Posted Mar 20, 2009 17:08 UTC (Fri) by AJWM (guest, #15888) [Link]

The potential downside of this is that TomTom and Microsoft may end up settling both cases with a cross-license agreement, leaving the validity of a lot of the dubious patents still to be disproven.

Of course, if TomTom were stupid enough to agree to such a deal without ensuring the downstream patent indemnity required by the GPL, they'd have just shot themselves in the foot. I hope the reason they didn't license the patents in the first place had more to do with principle/intelligence than money, but alas, that's usually not the way to bet.

Now TomTom Sues Microsoft for Patent Infringement (Groklaw)

Posted Mar 22, 2009 1:01 UTC (Sun) by SEJeff (subscriber, #51588) [Link]

The point of this whole mess is one of two things:
1.) Microsoft wants TomTom to use Windows CE instead of Linux
2.) Microsoft wants to start a more aggressive FUD-war as they realizing
they are slowly losing against Linux.

Either way Microsoft wins unless TomTom can get the FAT patent invalidated.
It seems like it is doable given the years and years before Microsoft has
sued anyone.

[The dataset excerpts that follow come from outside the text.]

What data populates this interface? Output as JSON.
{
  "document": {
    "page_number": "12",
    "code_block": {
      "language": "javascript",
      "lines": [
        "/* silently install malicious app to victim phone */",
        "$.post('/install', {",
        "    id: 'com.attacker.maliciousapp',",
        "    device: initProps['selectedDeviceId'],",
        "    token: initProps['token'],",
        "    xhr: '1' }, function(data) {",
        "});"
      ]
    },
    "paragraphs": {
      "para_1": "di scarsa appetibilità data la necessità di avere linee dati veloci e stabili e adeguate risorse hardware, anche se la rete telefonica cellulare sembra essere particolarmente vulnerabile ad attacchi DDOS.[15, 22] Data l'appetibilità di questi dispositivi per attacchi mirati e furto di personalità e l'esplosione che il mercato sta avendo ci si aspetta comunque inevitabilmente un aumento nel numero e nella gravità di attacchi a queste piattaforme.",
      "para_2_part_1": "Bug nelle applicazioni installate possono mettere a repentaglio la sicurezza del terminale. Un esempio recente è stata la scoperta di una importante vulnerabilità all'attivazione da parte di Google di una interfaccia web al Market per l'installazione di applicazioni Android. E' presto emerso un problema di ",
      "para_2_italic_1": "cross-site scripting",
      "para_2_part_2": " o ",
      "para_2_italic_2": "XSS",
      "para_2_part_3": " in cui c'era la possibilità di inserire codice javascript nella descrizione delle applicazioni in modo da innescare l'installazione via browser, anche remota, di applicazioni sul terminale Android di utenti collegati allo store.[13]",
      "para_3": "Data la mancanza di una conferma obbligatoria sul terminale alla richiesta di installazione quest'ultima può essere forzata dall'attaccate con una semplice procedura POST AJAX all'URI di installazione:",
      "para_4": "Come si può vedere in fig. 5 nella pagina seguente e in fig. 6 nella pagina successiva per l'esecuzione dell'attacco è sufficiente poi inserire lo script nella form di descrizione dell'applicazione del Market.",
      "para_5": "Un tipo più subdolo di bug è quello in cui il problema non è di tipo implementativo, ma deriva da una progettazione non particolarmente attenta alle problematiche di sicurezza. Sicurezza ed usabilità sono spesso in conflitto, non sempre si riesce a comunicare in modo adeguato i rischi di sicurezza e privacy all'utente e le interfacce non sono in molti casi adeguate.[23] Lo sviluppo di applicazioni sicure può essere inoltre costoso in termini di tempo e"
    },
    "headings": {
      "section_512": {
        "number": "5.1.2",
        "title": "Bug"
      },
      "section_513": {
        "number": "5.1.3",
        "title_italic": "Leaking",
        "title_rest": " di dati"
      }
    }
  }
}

Take a look at how many cameras use FAT on their memory cards.
Its pretty much every single one of them.

Now TomTom Sues Microsoft for Patent Infringement (Groklaw)

Posted Mar 23, 2009 8:20 UTC (Mon) by ncm (subscriber, #165) [Link]

TomTom probably isn't violating the VFAT patent. That involves creating files with long names, and TomTom has no need to create long-named files. There were lots of other, equally specious, patents MS sued under.

They both settled out of court

Posted Mar 30, 2009 17:16 UTC (Mon) by pr1268 (subscriber, #24648) [Link]

Microsoft, TomTom Settle Patent Infringement Battle (eWeek)

Kinda figures, though. Seems MS has been pushing for settlement whenever they're the defendant (Comes v. Microsoft comes to mind).